Counsel for defendant next allege that they suffered from “lawyer-bashing” by plaintiffs' counsel akin to that which occurred in the Illinois Supreme Court case, Holton v. Memorial Hospital, 176 Ill.2d 95, 679 N.E.2d 1202, 223 Ill.Dec. 429 (Ill. 1997). It should be noted that in Holton, the plaintiff's attorney stated in his closing argument that “the rules of the trial had been ‘shamelessly ignored’ by the defense, including the rule that attorneys should not ‘counsel or assist a witness to testify falsely.”’ Id. at 128. Plaintiff's counsel also suggested that some witnesses were “nice people” who “had been encouraged to ‘modify their testimony.”’ Id. According to plaintiff's counsel:

...[H]is was the profession of Abraham Lincoln and Daniel Webster and the Declaration of Independence while the defense attorneys' profession was that of ‘John Dean, John Erlichmann, people who were so interested in winning that they violated the rules.’ [Plaintiff's counsel] told the jury that the probable reason for the ‘lawyer misconduct in this case’ was that Mrs.
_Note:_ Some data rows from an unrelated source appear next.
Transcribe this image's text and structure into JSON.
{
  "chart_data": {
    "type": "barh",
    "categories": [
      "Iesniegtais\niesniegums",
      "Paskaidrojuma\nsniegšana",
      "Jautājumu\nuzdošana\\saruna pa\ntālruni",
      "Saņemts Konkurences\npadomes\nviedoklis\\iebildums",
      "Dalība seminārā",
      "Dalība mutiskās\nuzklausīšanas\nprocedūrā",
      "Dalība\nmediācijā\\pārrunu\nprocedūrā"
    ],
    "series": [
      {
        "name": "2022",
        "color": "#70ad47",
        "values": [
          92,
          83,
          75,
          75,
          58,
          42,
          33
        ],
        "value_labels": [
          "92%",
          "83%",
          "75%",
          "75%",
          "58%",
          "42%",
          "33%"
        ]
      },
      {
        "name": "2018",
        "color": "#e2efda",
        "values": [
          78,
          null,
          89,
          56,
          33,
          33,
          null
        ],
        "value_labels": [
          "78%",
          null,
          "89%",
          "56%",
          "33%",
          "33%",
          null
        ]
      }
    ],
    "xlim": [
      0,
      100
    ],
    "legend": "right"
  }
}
Holton sustained terrible damages. He further informed the jury that it had been the victim of ‘distortion of the truth’ by named partner in a large St. Louis law firm.
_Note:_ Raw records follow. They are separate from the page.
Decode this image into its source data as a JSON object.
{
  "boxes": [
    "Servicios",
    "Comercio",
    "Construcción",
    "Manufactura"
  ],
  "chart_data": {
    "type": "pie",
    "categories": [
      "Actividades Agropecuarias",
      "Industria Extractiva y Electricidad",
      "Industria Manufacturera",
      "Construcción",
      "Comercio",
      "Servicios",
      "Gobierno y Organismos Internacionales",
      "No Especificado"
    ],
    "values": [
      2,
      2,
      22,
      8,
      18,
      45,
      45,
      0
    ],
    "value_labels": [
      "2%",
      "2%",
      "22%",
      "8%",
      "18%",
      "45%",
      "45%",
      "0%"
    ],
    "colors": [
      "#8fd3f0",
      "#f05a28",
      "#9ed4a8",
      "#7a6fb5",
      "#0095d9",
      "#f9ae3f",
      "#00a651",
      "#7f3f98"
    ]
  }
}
Id. The comments cited in Holton were nothing like the words used by plaintiffs' counsel in this trial. In fact, plaintiffs' counsel was very careful to plead her case honestly with

Moreover, unlike Holton, in this case the trial had been fraught with the misconduct of the defense counsel. To the extent the Court cautioned the parties during a pre-trial conference on making “bold claims of fraud [and] misrepresentation” (July 24, 2003, Tr. 7-8), the Court did so in good faith reliance upon the fact that all parties had complied with the rules of discovery. At the time this statement was made, neither the Court nor plaintiffs' counsel had any idea of what was contained and falsely deemed protected by the Medical Studies Act in the decedent's medical record. Just prior to trial and continuing throughout, it became more and more clear that the defense for the hospital was aware of the damaging notes buried under the protection of a “Privilege Log” which the defens' counsel had known about for years. To the extent plaintiffs' counsel commented on defense counsel's conduct (Tr. 131, 259-261, 760, 798, 1457-58 and 1499), such comments were not without cause. By the time the jury heard the closing argument of plaintiffs' counsel, the jury was well aware of the hospital's misconduct and the misconduct of its attorneys.
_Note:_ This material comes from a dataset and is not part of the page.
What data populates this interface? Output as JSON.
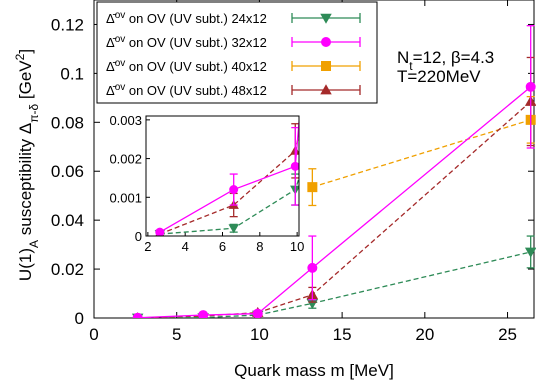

In that regard, the very same case which defendant hospital cites for the proposition that plaintiffs' counsel was “lawyer-bashing” also states that in trials where, as here, counsel's misconduct was apparent, opposing counsel is permitted to comment:

It is true that where there is record of evidence in support of a claim that opposing counsel or parties falsified evidence or encouraged witnesses to change their trial testimony, counsel may fairly comment upon such evidence. If a witness' trial testimony significantly differs from his or her deposition testimony, opposing counsel may exploit such changes by traditional means of impeachment.

(Emphasis added) Id. Taking into consideration all that was discovered during the course of this trial, surely a “record of evidence” existed that counsel for defendant hospital improperly withheld evidence under the guise of the Medical Studies Act and had previously failed to correct the deceitful testimony of Philip Schorfheide in his deposition prior to trial. Unfortunately, it was defense counsel who put counsel for plaintiffs in the position to be able to comment on this kind of conduct.